I worry about the big things.
I worry about the little things.

At 4 a.m. I was up worrying for a while after getting Lo back to sleep. Not about her, but about the boy. Something I haven't felt the need to do in a while.
I think the poor kid ended up inheriting my 'worry gene'.
He does a great job masking this worry but yesterday I saw it start to bubble to the surface at the open house for his new school. Middle school. He shut down and refused to explain his silence for a while. Once he let it out I was reminded of himself at his age.
He worries that he is just different and worried how the kids will react.
oh man, I know those feelings he is dealing with. Something that I've personally fought with since I can remember and something I never wished for my kids to have to fight with.
I want to hold him and tell him that different is what makes him amazing.
It's those differences that I love about him. What sets him apart and makes him Ash.
Our boy would rather build a 1000 piece Lego set instead of playing hours of video games.
Our boy still enjoys a Disney or 80's movie night on the couch with us.
Our boy loves to camp, kayak, rock climb, and just be outside.
Our boy understands people and has more empathy than many adults I know.
Our boy is sensitive and cares so deeply about things that don't matter to most kids his age.

There's another side to this all with Ash.
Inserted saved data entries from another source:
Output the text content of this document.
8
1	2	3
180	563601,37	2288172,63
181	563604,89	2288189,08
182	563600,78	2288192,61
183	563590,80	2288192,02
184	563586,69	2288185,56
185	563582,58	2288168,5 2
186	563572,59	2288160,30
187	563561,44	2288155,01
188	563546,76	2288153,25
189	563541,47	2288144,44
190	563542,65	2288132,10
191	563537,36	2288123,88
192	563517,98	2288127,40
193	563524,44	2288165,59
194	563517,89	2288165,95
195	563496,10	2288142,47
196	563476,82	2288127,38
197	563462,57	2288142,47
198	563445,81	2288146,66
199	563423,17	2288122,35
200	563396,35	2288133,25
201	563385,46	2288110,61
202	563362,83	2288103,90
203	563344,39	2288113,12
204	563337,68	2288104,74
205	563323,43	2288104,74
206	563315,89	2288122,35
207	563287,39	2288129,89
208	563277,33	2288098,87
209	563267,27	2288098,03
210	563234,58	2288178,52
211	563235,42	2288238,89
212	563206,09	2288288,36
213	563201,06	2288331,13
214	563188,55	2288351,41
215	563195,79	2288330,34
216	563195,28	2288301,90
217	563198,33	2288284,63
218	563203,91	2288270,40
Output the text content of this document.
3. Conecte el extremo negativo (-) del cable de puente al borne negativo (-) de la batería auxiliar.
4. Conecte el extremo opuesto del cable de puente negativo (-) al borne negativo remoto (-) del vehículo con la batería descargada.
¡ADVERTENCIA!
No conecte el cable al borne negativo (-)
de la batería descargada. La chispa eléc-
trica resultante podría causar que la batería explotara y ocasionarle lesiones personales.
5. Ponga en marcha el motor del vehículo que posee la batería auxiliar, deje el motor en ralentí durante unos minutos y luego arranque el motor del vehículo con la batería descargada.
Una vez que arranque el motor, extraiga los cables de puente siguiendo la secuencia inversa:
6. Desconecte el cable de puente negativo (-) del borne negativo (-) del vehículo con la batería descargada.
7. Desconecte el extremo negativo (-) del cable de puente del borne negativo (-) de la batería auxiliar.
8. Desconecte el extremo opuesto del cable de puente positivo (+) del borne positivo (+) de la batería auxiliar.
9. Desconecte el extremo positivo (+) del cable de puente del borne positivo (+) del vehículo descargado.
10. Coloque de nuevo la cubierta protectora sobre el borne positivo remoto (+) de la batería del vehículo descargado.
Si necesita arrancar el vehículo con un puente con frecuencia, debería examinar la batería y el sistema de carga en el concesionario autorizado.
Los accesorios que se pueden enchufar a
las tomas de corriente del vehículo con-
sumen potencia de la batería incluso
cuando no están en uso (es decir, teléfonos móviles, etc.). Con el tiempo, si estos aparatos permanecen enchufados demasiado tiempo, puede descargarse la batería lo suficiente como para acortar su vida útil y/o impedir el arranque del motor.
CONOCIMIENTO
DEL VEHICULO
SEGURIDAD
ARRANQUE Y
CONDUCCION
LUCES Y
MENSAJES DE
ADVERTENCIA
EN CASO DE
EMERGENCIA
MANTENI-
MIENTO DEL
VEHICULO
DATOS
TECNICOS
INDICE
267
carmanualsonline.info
Many of the differences he has with other kids are because the choices Lindsey and I have made for him.
We're strict. I'm aware of this and make zero apologizes for it.


There are a lot rules in our house but we also have so much fun.
Sometimes I feel like our little family has created our own little world and I am very happy living in this little world. Then I feel like we have made it difficult for Ash.
Parenting is hard.
Parenting a kid that reminds me so much of myself makes it even harder.

Wednesday, August 9, 2017

thirty

It's been a few months but I recently have came to the realization that I'm THIRTY. This big birthday happened four days after Lo was born so it wasn't something that was in the forefront of my attention at the time. Now it's starting to sink in and I'm strangely comforted by it.

My twenties were crazy.
The first five years were a tornado of screwed up relationships, emotional issues, and screwing up time and time again. I was a single mom, living in my hometown where there was no real place for me. Struggling daily to figure out life in general. Spending so much time blaming everyone in the world for my problems and letting the world fall apart anytime something didn't go well.
The last five were spent learning to fall in love with life and finally becoming secure. In 2012 I moved to a liberal bubble in the northwest corner of a very red state. Fell in love with a girl I met online-- the girl I ended up marrying. First couple of years we struggled, well I struggled. With learning that I'm worth loving.

Now at the start of my thirties I'm ready to dive into this new chapter of my life.
I want to be the bad-ass I've always hoped and wanted to be.
No more excuses or guilt.
Live this life for myself, my wife and our beautiful kiddos.
I plan to create a world where happiness and creativity are always at the top of my list of to dos.